During a 90-day research period in late 2011, the researchers tracked the Klout and Twitalyzer scores for Santos, a.k.a. @Scarina91, and other prominent Twitter accounts. During that time, @Scarina91 earned a Klout score of 41.8 and a Twitalyzer score of 86. By comparison, the Dalai Lama, Obama, and O’Brien had Twitalyzer scores of 75, 100, and 88 respectively during that same time.
More surprising than the results are how the researchers obtained them. By their own account, making an influential bot is not that difficult.
@Scarina91 was designed like a normal bot to follow as many users as possible (up to Twitter’s 2,000 limit for regular users). But unlike bots that just follow, @Scarina91 was programmed with a couple of twists to enhance her believability. First the bot was designed to unfollow anyone who didn’t follow her back within a day. Second, she was instructed by the researchers to post Tweets regularly about a specific theme—in this case, global news.

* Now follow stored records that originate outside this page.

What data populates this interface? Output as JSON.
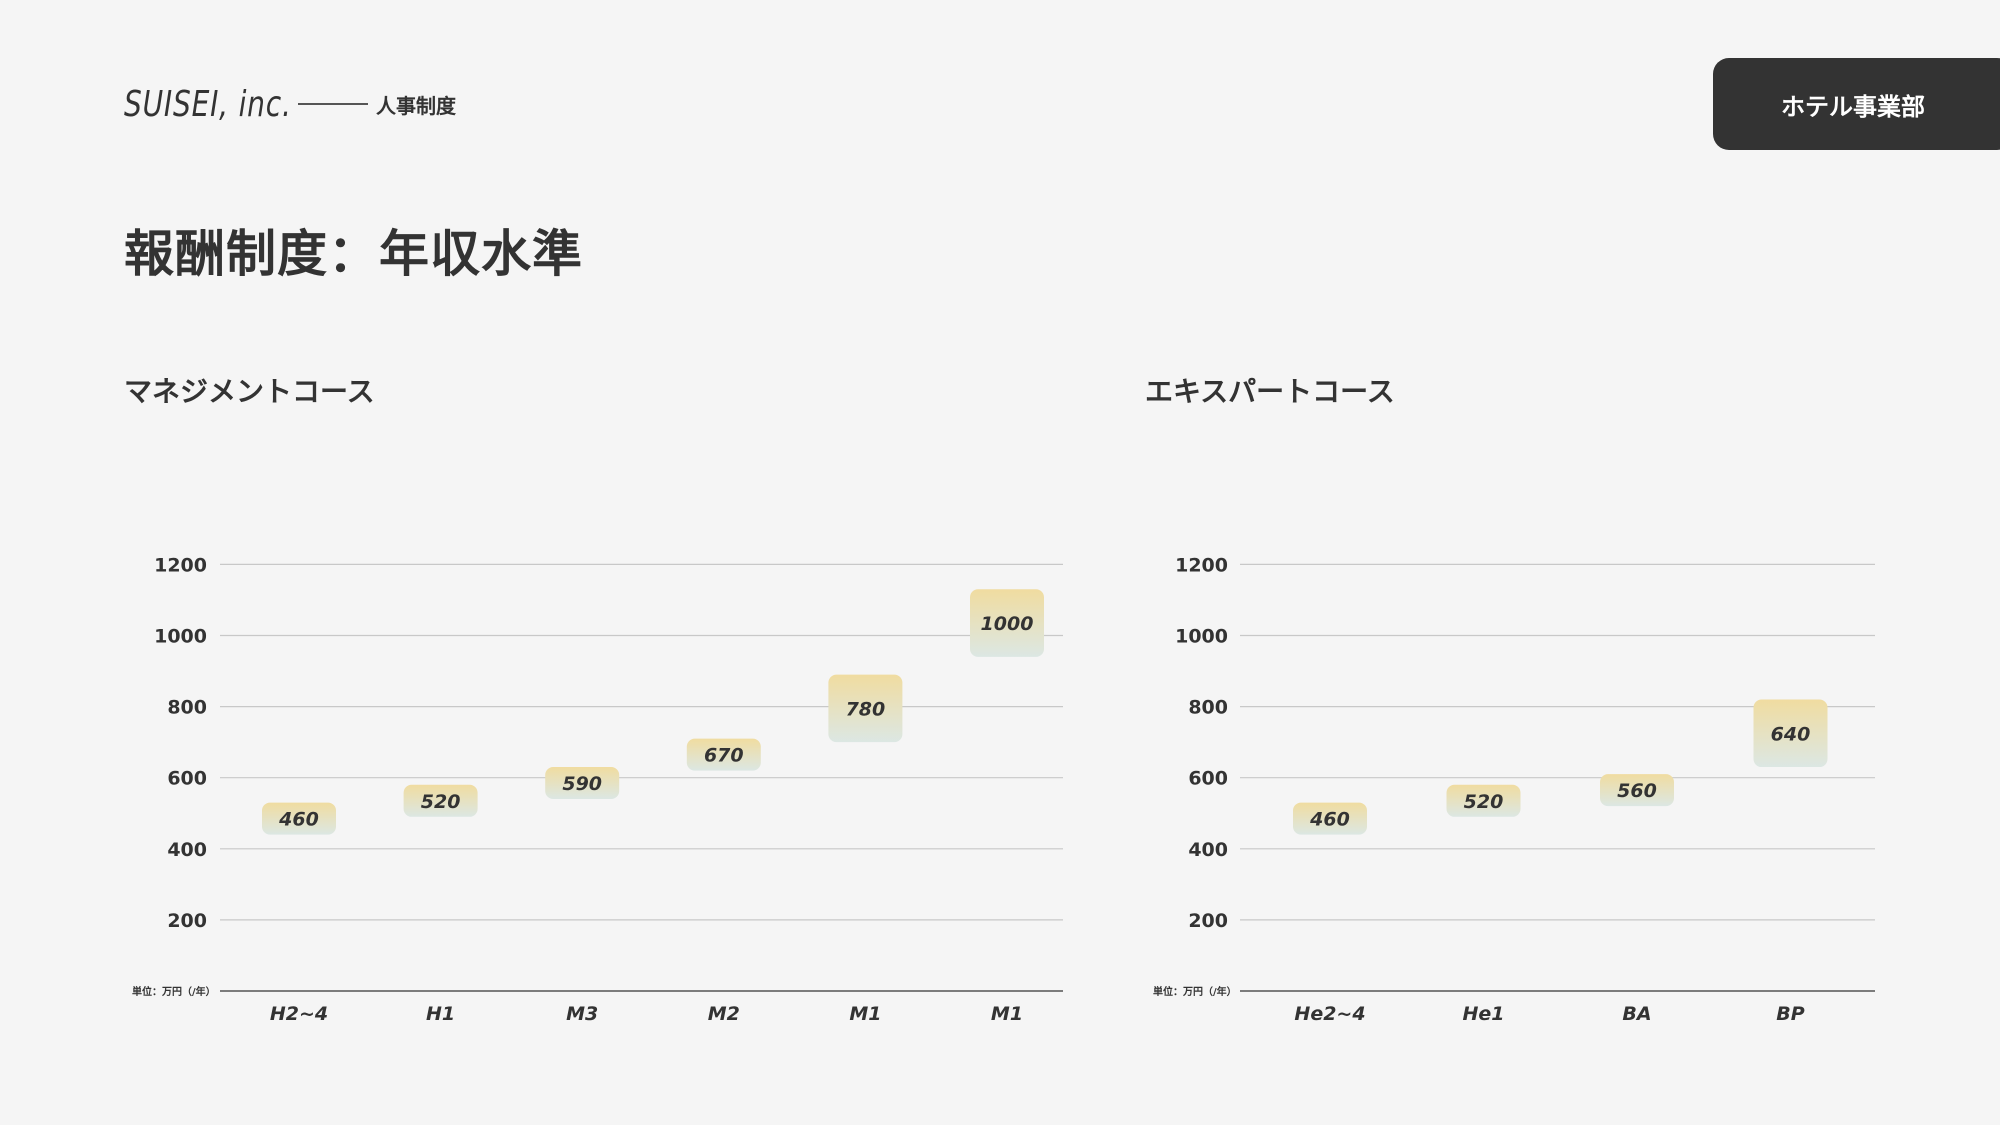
{
  "header": {
    "logo": "SUISEI, inc.",
    "section": "人事制度",
    "department": "ホテル事業部"
  },
  "page_title": "報酬制度：年収水準",
  "colors": {
    "background": "#f5f5f5",
    "text": "#333333",
    "badge": "#333333",
    "bar_top": "#f0dca0",
    "bar_bottom": "#dce7e3",
    "grid": "#c8c8c8",
    "axis": "#555555"
  },
  "chart_data": [
    {
      "type": "bar",
      "title": "マネジメントコース",
      "unit": "単位：万円（/年）",
      "yticks": [
        200,
        400,
        600,
        800,
        1000,
        1200
      ],
      "ylim": [
        0,
        1200
      ],
      "grid": true,
      "categories": [
        "H2~4",
        "H1",
        "M3",
        "M2",
        "M1",
        "M1"
      ],
      "values": [
        460,
        520,
        590,
        670,
        780,
        1000
      ],
      "ranges": [
        [
          440,
          530
        ],
        [
          490,
          580
        ],
        [
          540,
          630
        ],
        [
          620,
          710
        ],
        [
          700,
          890
        ],
        [
          940,
          1130
        ]
      ]
    },
    {
      "type": "bar",
      "title": "エキスパートコース",
      "unit": "単位：万円（/年）",
      "yticks": [
        200,
        400,
        600,
        800,
        1000,
        1200
      ],
      "ylim": [
        0,
        1200
      ],
      "grid": true,
      "categories": [
        "He2~4",
        "He1",
        "BA",
        "BP"
      ],
      "values": [
        460,
        520,
        560,
        640
      ],
      "ranges": [
        [
          440,
          530
        ],
        [
          490,
          580
        ],
        [
          520,
          610
        ],
        [
          630,
          820
        ]
      ]
    }
  ]
}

To avoid appearing too formulaic, researchers also programmed @Scarina91 to search for similarly themed tweets and either copy without attribution or retweet them, so as to appear more organic. The bot was also programed to distribute tweets at a varied pace, recreating average human Twitter activity.
“The strategies used in the bots were very simple, consisting of following only users that followed the bots and posting tweets about popular and focused topics,” the study’s authors wrote. “Even with this automatic and predictive behavior, the bots received significant influence score in two systems that measure influence.”
The study cast further doubt on two firms that have already drawn criticism for the the seemingly arbitrary way that status is assigned. However, Klout’s CEO, Joe Fernandez, defended his company’s rankings, noting that his firm didn’t give excessively high scores to either @Scarina91 or a second account created by the researchers.
“The average Klout Score is in the mid-40s, so I think the fact that these two accounts have low scores shows our system is working,” Fernandez told the Huffington Post.
But it’s not just influence raters that are susceptible to cleverly constructed bots. The researchers say @Scarina91’s ability to gain influence was the result of real-life users choosing to follower her back and even interact with her.
“Our results suggest that many Twitter users need to amass social capital, which is the ideal scenario for bots to infiltrate the system,” the researchers conclude. “The users who followed our bots might not be interested in the content they post. They might be interested in reciprocating the follow link as an attempt to keep our bots as part of their audiences.”